We have a member of the House of Representatives who in her super telegenic way figured out how to get attention last week by wearing a dress that said “tax the rich” on the back of it. What the dress should really read is “tax the young” because history tells us very clearly when you deficit spend at the level that they’re talking about doing here, this is a tax of current, older, and wealthier people against younger people. That’s how inflation works, that’s how debt and deficit work. The dress should have read “tax the young.”

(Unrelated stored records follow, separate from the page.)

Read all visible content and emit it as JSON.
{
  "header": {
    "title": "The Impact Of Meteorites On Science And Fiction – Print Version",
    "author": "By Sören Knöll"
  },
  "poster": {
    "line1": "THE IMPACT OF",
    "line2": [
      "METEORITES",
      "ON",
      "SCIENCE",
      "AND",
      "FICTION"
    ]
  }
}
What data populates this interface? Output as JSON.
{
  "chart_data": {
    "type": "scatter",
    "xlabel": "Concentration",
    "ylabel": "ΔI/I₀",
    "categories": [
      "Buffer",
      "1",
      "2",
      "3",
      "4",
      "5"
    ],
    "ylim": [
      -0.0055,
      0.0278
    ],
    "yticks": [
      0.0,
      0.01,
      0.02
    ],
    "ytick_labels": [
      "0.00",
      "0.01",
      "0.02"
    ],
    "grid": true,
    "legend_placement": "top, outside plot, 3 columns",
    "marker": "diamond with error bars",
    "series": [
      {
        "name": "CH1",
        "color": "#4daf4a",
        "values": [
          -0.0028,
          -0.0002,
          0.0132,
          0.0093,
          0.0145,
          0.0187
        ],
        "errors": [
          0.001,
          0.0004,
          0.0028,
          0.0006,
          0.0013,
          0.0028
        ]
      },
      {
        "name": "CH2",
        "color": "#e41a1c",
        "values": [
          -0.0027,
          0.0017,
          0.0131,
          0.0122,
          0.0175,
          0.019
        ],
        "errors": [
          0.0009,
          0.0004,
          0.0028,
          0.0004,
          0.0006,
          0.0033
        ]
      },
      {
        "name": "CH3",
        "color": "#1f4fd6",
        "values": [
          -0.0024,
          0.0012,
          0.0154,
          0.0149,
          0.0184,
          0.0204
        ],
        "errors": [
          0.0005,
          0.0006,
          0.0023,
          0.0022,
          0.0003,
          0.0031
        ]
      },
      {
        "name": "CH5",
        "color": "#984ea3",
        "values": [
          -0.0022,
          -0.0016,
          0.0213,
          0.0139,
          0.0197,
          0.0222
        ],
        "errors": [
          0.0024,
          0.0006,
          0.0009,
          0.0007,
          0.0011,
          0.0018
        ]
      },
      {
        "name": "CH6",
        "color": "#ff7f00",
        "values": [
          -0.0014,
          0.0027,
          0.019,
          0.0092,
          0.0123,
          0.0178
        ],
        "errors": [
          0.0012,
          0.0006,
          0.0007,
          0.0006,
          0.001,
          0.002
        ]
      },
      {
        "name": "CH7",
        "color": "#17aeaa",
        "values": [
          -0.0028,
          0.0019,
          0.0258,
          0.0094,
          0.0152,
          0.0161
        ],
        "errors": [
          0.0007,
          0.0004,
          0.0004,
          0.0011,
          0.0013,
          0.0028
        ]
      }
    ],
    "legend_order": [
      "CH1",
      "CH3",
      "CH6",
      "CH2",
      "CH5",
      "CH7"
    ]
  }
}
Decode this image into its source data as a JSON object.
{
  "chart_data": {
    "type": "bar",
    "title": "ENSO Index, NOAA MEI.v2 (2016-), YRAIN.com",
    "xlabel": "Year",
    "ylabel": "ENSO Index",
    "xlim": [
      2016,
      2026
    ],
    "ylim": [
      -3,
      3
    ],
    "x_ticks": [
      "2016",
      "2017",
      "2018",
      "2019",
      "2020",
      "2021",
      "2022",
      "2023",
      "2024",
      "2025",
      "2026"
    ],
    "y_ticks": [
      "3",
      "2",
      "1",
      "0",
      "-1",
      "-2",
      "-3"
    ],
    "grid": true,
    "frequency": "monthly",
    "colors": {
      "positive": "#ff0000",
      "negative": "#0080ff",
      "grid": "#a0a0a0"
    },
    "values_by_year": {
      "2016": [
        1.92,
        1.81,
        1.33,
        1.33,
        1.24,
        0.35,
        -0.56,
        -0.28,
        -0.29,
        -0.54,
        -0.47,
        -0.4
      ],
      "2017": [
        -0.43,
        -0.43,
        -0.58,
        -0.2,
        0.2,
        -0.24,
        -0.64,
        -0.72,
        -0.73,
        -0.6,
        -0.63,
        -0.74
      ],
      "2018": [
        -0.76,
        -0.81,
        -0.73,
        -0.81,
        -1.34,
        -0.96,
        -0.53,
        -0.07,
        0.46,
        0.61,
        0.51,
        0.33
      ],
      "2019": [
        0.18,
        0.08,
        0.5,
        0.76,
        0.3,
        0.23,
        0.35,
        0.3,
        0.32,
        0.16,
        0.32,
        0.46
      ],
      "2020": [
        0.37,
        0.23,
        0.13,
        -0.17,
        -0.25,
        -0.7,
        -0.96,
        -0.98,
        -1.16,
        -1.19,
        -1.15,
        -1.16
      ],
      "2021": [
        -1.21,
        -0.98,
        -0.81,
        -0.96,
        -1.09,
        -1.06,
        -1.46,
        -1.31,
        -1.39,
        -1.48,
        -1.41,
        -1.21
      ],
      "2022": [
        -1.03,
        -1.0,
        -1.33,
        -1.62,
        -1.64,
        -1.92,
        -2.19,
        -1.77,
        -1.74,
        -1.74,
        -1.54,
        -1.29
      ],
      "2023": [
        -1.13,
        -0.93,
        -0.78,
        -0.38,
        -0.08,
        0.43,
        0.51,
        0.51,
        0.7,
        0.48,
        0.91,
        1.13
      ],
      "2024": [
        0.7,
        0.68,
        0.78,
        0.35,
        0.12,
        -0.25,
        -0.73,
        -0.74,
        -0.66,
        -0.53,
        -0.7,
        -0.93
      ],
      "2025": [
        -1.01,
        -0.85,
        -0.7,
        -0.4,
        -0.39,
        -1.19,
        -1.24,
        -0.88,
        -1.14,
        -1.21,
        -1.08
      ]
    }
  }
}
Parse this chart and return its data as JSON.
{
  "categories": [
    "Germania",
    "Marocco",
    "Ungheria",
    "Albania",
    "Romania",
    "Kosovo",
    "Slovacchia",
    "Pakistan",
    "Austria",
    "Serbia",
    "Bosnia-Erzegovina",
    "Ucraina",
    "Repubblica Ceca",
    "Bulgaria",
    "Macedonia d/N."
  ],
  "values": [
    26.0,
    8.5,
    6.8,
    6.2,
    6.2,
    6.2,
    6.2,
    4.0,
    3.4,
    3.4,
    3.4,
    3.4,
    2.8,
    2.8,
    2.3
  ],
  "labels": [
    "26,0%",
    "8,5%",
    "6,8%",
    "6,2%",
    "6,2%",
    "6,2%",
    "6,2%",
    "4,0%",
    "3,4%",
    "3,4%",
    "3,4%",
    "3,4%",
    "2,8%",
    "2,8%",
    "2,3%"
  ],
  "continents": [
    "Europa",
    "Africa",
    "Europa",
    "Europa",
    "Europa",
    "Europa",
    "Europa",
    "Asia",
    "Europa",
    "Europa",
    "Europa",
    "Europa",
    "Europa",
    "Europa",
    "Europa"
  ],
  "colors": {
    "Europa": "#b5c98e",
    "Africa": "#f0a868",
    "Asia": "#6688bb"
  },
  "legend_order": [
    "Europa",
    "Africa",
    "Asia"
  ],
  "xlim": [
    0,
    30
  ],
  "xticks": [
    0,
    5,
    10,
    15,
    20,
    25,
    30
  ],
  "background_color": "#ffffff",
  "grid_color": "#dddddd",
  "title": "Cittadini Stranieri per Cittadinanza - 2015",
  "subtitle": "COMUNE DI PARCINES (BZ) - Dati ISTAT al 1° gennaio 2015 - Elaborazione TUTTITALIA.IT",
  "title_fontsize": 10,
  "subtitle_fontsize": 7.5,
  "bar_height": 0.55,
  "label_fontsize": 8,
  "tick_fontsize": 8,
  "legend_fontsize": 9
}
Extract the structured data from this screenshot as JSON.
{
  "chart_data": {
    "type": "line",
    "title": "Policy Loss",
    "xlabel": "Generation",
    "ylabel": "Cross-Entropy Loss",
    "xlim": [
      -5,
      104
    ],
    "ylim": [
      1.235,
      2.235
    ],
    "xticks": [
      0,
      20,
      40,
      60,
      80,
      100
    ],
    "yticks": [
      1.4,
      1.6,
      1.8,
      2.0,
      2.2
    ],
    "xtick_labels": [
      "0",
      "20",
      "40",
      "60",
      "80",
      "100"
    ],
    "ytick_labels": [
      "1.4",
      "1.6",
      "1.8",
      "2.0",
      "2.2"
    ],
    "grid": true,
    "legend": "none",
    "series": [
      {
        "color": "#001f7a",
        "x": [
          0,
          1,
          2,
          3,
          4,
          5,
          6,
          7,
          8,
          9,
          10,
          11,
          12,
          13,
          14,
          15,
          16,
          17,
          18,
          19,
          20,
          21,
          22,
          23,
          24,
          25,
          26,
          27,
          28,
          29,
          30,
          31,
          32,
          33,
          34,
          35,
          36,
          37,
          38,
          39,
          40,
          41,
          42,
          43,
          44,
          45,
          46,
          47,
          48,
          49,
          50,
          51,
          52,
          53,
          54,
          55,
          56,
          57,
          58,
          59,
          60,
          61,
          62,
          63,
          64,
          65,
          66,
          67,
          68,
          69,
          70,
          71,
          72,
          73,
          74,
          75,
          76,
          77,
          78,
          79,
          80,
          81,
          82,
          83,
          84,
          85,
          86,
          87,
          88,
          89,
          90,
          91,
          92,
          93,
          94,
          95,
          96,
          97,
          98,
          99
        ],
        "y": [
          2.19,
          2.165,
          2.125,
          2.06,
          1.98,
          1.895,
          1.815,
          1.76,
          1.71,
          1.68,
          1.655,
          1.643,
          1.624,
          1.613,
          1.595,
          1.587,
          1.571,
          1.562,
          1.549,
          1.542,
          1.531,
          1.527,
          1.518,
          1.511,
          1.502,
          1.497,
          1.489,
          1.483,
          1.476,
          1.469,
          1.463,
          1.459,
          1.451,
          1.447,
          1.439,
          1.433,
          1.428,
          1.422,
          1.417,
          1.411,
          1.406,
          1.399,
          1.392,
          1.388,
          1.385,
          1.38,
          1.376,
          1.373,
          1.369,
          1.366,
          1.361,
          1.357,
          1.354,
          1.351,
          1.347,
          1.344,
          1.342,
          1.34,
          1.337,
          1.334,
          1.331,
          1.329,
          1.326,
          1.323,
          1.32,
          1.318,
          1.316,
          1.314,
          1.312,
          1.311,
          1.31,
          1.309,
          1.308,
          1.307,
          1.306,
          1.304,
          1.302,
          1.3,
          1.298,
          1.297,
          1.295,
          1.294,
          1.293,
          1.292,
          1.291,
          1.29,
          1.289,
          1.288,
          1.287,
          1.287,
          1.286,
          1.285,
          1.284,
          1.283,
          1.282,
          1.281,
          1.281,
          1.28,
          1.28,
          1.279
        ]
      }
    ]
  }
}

These are tax hikes that make Communist China a much better business environment than the United States. Under the President’s plan, Americans would have a 32% combined rate compared to a much smaller Chinese tax rate. At their baseline, nominal level but it’s important to recognize that the Chinese tax code currently incentivizes high-tech businesses with an even lower 15% rate, so we’re talking about north of a 30% rate against the Chinese Communist party trying to make sure they attract investment by taxing their investment and digital companies at a 15% rate. This is the definition of shooting yourself in the foot. 

My friends on the other side of the aisle are a lot of smart folks, and they know that tax rates actually matter for international investment and for competitiveness. And one of the ways you know they know is because for months, as Treasury Secretary Janet Yellen has been out seeking a global minimum tax arrangement, she is admitting the obvious truth that a new tax increase will saddle American companies with a burden that other companies across the globe don’t have. The CCP is not going to bail us out as we would potentially raise taxes to the highest rates in the world by also raising their tax rates to bail out President Biden’s domestic agenda. Beijing looks at our endless debt, our entitlement crisis, and our tax hikes, at our disunity, and they see a strategic advantage. 

These China-friendly tax hikes would raise the cost of doing business in America. These China-friendly tax hikes would drive innovation overseas. These China-friendly tax hikes would lead to more corporate inversions. These China-friendly tax hikes would hurt American R&D. If you want the 21st Century to be defined by global Chinese Communist Party leadership, you would tax and spend just like this legislation seeks to do. 

Reckless spending doesn’t steward a great nation. Super tax hikes do not promote innovation. Competition with the Chinese Communist Party is the defining national-security issue of our time – whether my colleagues in this body want to admit it on a regular basis or not. 

While the Chinese Communist Party plunders American intellectual property, steals American ingenuity, and pours investments into their state-run technologies, Washington is debating whether or not we should punish innovative firms and innovative Americans. 

This isn’t strong. This isn’t smart. The American people know better.